Scott Sternberg is an American television producer and head of Scott Sternberg Productions.

==Career==
In 1978, Sternberg produced the documentary Science Fiction Film Awards, which he also wrote.

During the 1980s, he directed the television series Everything Goes (which he also produced) and Chuck Berry: Live at the Roxy with Tina Turner, produced The Wolfman Jack Radio Show and The New Hollywood Squares, and executive produced The All-New Dating Game and the 1988 revival of The Gong Show.
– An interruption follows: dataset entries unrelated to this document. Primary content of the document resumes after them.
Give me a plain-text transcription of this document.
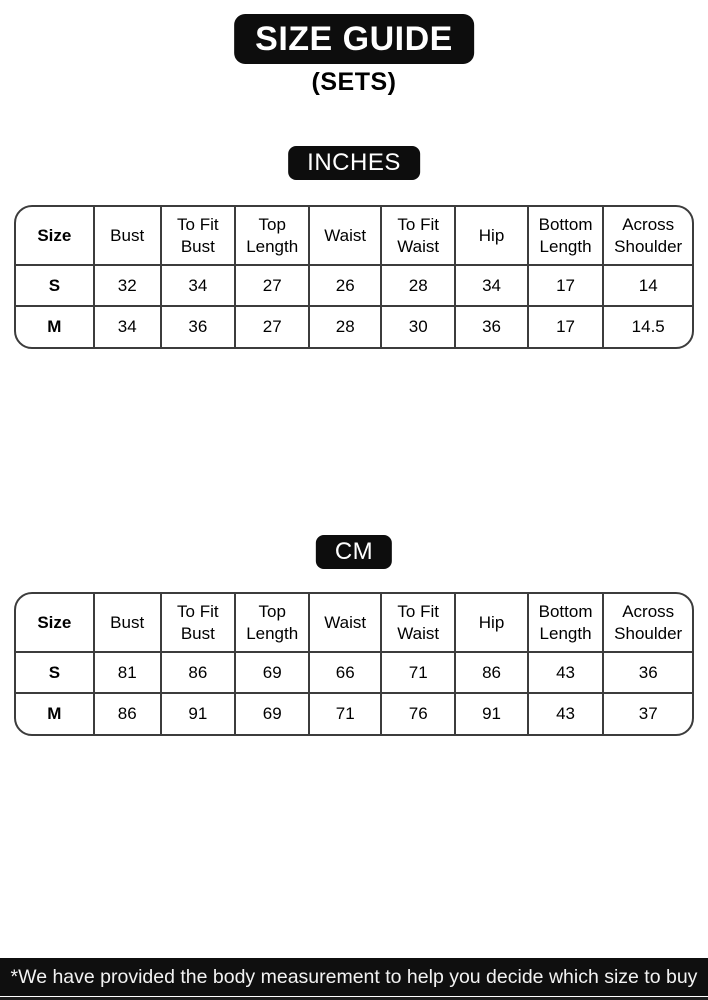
SIZE GUIDE
(SETS)
INCHES
Size	Bust	To Fit Bust	Top Length	Waist	To Fit Waist	Hip	Bottom Length	Across Shoulder
S	32	34	27	26	28	34	17	14
M	34	36	27	28	30	36	17	14.5
CM
Size	Bust	To Fit Bust	Top Length	Waist	To Fit Waist	Hip	Bottom Length	Across Shoulder
S	81	86	69	66	71	86	43	36
M	86	91	69	71	76	91	43	37
*We have provided the body measurement to help you decide which size to buy
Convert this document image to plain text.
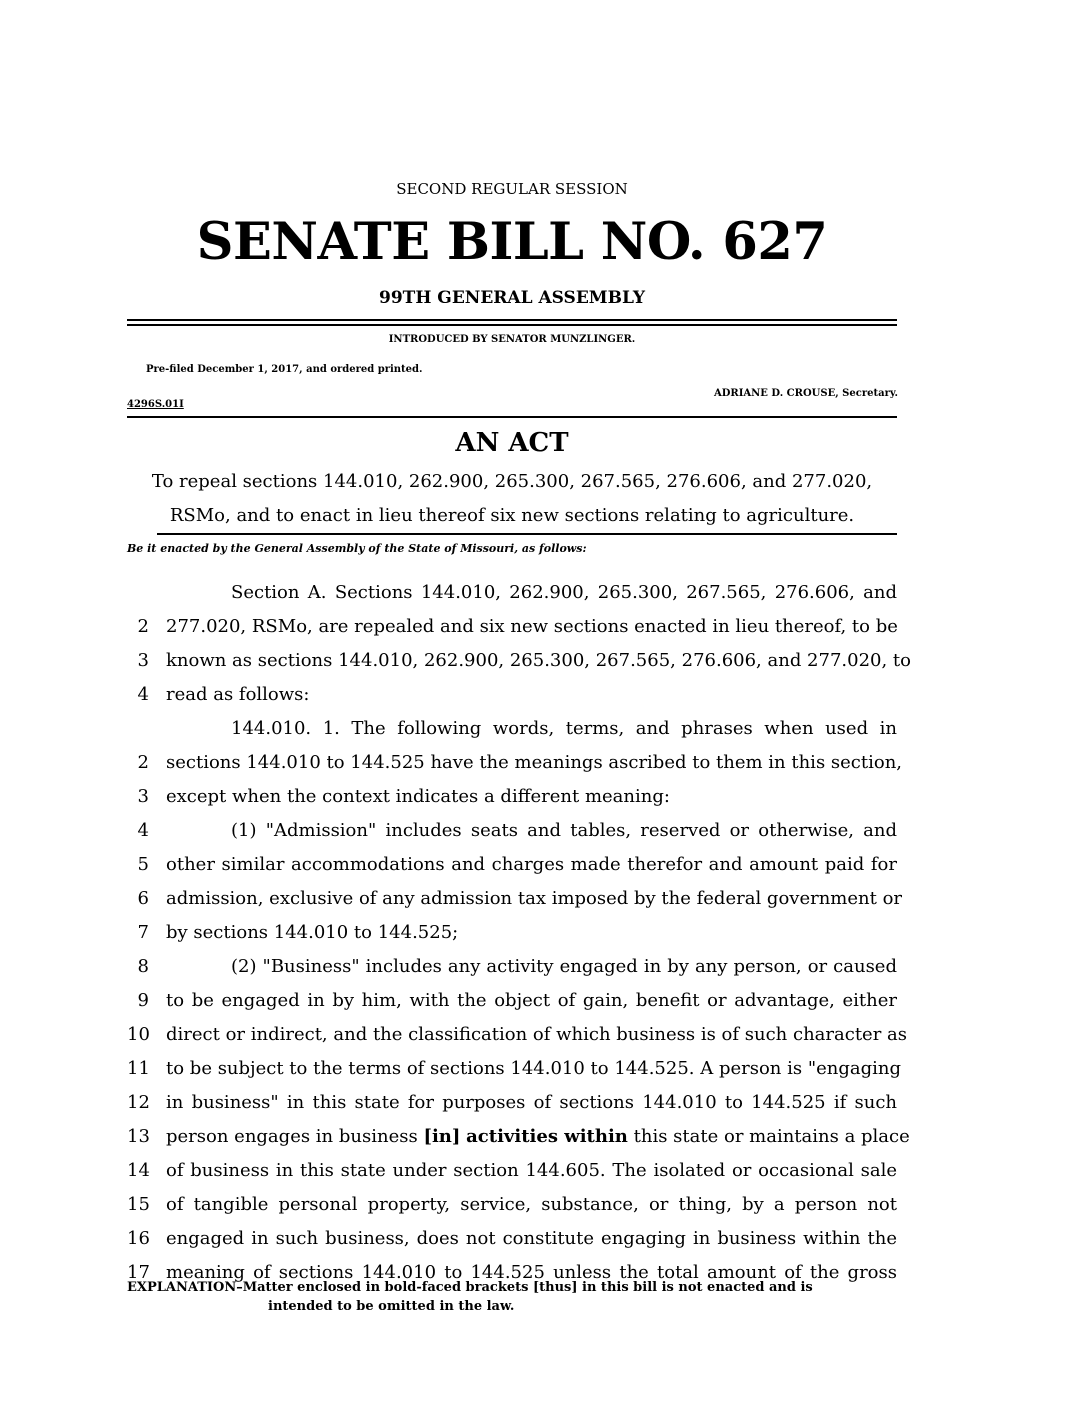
SECOND REGULAR SESSION
SENATE BILL NO. 627
99TH GENERAL ASSEMBLY
INTRODUCED BY SENATOR MUNZLINGER.
Pre-filed December 1, 2017, and ordered printed.
ADRIANE D. CROUSE, Secretary.
4296S.01I
AN ACT
To repeal sections 144.010, 262.900, 265.300, 267.565, 276.606, and 277.020, RSMo, and to enact in lieu thereof six new sections relating to agriculture.
Be it enacted by the General Assembly of the State of Missouri, as follows:
Section A. Sections 144.010, 262.900, 265.300, 267.565, 276.606, and
2 277.020, RSMo, are repealed and six new sections enacted in lieu thereof, to be
3 known as sections 144.010, 262.900, 265.300, 267.565, 276.606, and 277.020, to
4 read as follows:
144.010. 1. The following words, terms, and phrases when used in
2 sections 144.010 to 144.525 have the meanings ascribed to them in this section,
3 except when the context indicates a different meaning:
4	(1) "Admission" includes seats and tables, reserved or otherwise, and
5 other similar accommodations and charges made therefor and amount paid for
6 admission, exclusive of any admission tax imposed by the federal government or
7 by sections 144.010 to 144.525;
8	(2) "Business" includes any activity engaged in by any person, or caused
9 to be engaged in by him, with the object of gain, benefit or advantage, either
10 direct or indirect, and the classification of which business is of such character as
11 to be subject to the terms of sections 144.010 to 144.525. A person is "engaging
12 in business" in this state for purposes of sections 144.010 to 144.525 if such
13 person engages in business [in] activities within this state or maintains a place
14 of business in this state under section 144.605. The isolated or occasional sale
15 of tangible personal property, service, substance, or thing, by a person not
16 engaged in such business, does not constitute engaging in business within the
17 meaning of sections 144.010 to 144.525 unless the total amount of the gross
EXPLANATION–Matter enclosed in bold-faced brackets [thus] in this bill is not enacted and is
intended to be omitted in the law.
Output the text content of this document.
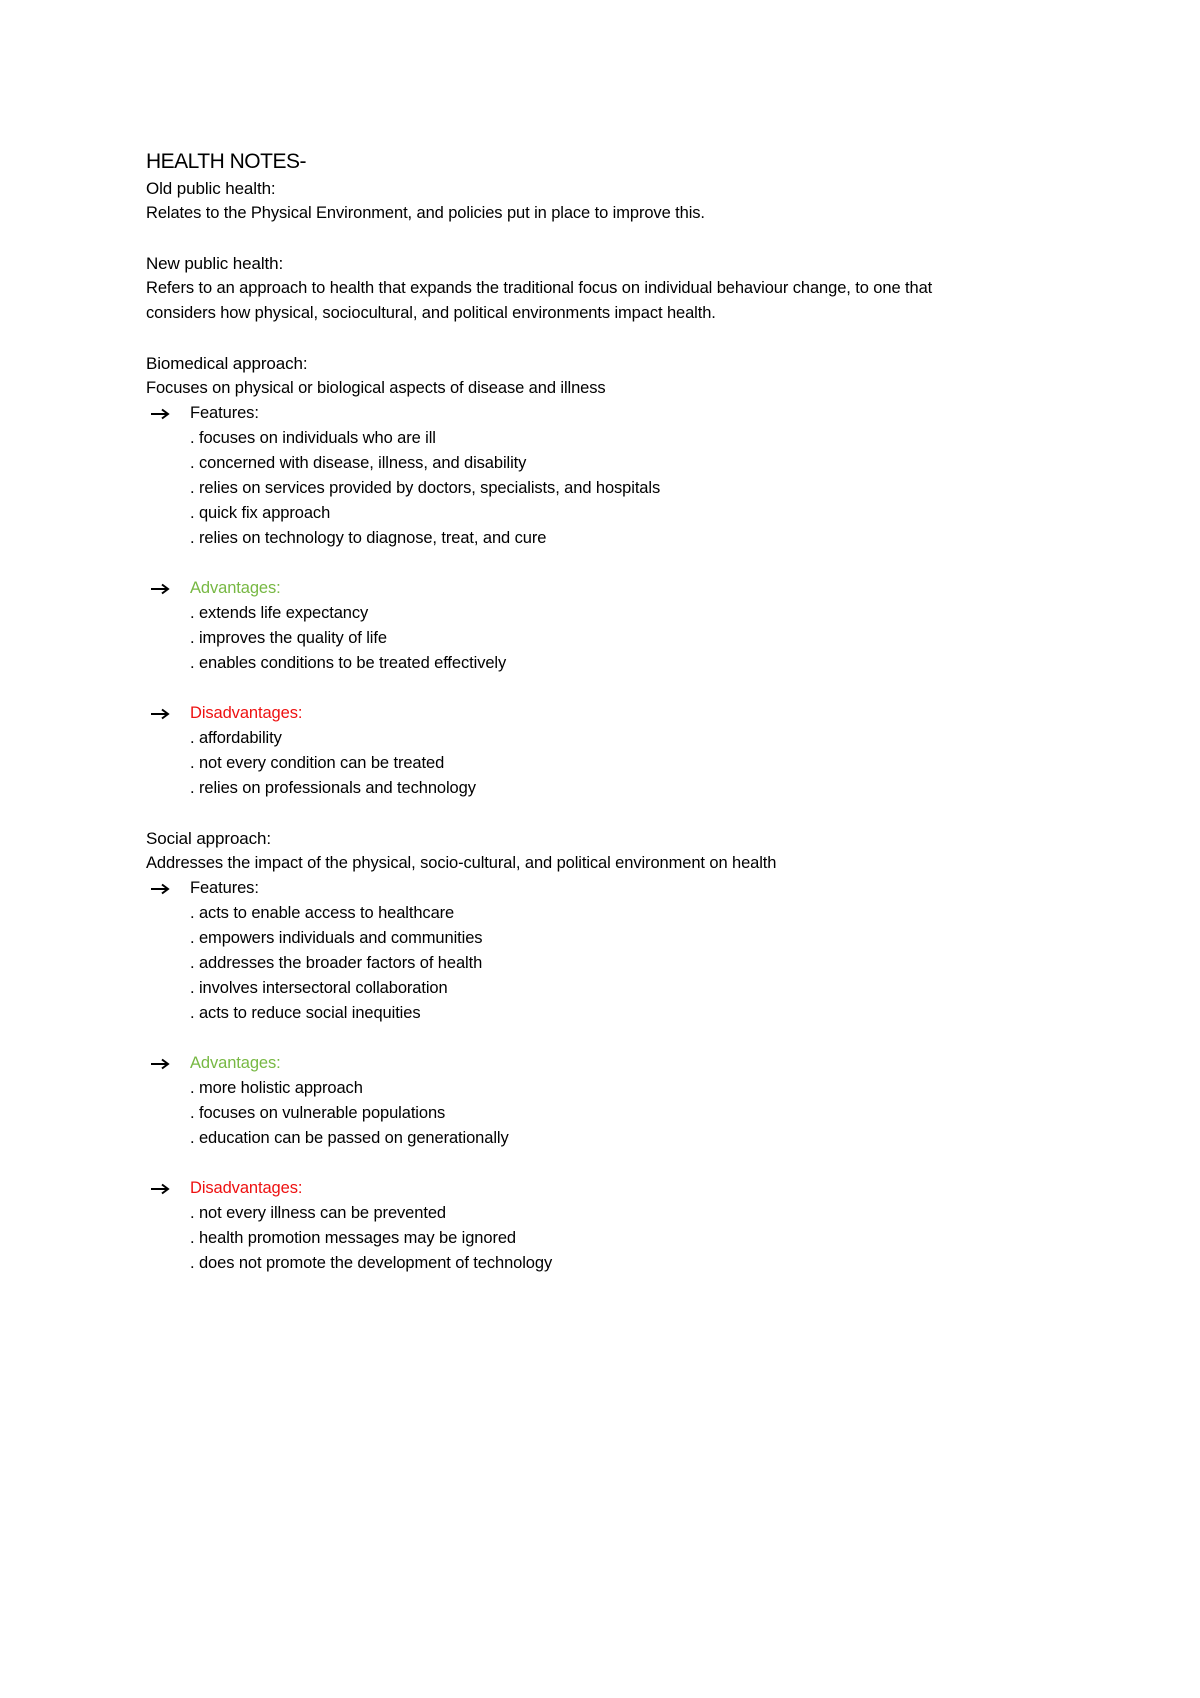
HEALTH NOTES-
Old public health:
Relates to the Physical Environment, and policies put in place to improve this.
New public health:
Refers to an approach to health that expands the traditional focus on individual behaviour change, to one that
considers how physical, sociocultural, and political environments impact health.
Biomedical approach:
Focuses on physical or biological aspects of disease and illness
Features:
. focuses on individuals who are ill
. concerned with disease, illness, and disability
. relies on services provided by doctors, specialists, and hospitals
. quick fix approach
. relies on technology to diagnose, treat, and cure
Advantages:
. extends life expectancy
. improves the quality of life
. enables conditions to be treated effectively
Disadvantages:
. affordability
. not every condition can be treated
. relies on professionals and technology
Social approach:
Addresses the impact of the physical, socio-cultural, and political environment on health
Features:
. acts to enable access to healthcare
. empowers individuals and communities
. addresses the broader factors of health
. involves intersectoral collaboration
. acts to reduce social inequities
Advantages:
. more holistic approach
. focuses on vulnerable populations
. education can be passed on generationally
Disadvantages:
. not every illness can be prevented
. health promotion messages may be ignored
. does not promote the development of technology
He also produced the DJ Music Awards in 1980.

In the 1990s, Sternberg wrote, executive produced and directed the documentary The Road to Hollywood, hosted and executive produced the game show Let's Go Back, and executive produced The Quiz Kids Challenge, Wheel 2000, Jep!, As Seen On, Extreme Gong, Solo en America, and Great Pretenders.

Sternberg remained active in the 2000s, executive producing Lover or Loser, Go For It! TV, Catch 21, Talk or Walk, The Academy, That's the Question, and various other series. He went on to be executive producer of Shatner's Raw Nerve and On the Case with Paula Zahn. He has partnered with Trifecta Entertainment & Media to produce various series including Protection Court and ICrime with Elizabeth Vargas.

Their debut venture into documentary production began with Mötley Crüe's Vince Neil: My Story on Reelz Channel.